Berkley encouraged the graduates to embrace the unexpected lessons they had learned during the pandemic — namely, to keep fighting for what they believed in, despite any criticism they may receive. It’s what he was determined to do, he shared, as he continued to promote the efficacy of COVID-19 vaccines even as disinformation about the vaccine spread across the United States.

“Find what is right for you and do it,” he said. “We need you to become champions of the truth.”

A ‘beautiful generational tradition’

Like other speakers at the Baccalaureate, Cooper Nelson didn’t shy away from the darkness of the pandemic in her prayer of thanksgiving — one of many prayers given by Jewish, Muslim, Hindu and other faith leaders at the University.

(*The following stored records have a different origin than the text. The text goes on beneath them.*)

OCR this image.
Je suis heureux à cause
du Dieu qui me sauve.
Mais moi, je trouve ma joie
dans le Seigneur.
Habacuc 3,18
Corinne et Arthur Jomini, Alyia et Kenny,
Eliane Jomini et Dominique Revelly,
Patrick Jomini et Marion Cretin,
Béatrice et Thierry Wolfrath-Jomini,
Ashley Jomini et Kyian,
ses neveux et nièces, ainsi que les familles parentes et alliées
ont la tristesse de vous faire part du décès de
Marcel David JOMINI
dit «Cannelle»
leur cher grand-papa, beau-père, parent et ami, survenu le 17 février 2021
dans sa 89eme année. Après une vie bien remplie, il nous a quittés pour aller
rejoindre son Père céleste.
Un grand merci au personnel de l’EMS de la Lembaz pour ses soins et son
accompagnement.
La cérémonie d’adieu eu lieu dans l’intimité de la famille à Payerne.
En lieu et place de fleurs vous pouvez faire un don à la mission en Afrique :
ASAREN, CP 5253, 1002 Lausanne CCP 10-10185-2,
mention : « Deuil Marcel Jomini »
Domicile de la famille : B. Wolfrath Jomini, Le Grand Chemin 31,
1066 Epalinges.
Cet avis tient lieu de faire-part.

“This season both drew us together and tore us apart,” Cooper Nelson said. “Once deeply different in identity, language and aspiration, we forged friendships, bonds, took one another to heart — only then to be scattered without warning to virtual life restricted by fear and illness. We arrive today transformed by all that we know, by all that we’ve weathered, by all we’ve achieved nonetheless, alone and together.”

That message likely resonated with Sydney Taub and Allie Coonin, who took part in the Baccalaureate as both graduating seniors and performers. As first-year students in pre-pandemic times, Taub and Coonin had performed at the service with Fusion Dance Company, the oldest student-run ensemble of its kind on campus. Four years later, here they were again — in the same church, with the same dance company, feeling very different.

The pair explained that the company’s multicultural, multi-ethnic mission had gained new resonance since 2020, when the pandemic exposed systemic racial inequality across the United States and the Black Lives Matter movement accelerated nationwide. This year, the company partnered with the a cappella group Shades of Brown to perform “Light in the Hallway,” a Pentatonix song about someone who provides comfort to a grieving loved one.

“It’s a beautiful generational tradition,” Taub said. “To take part in the Baccalaureate as a first-year student, and then to progress to being celebrated there as a senior, has given me an opportunity to find new meaning in it.”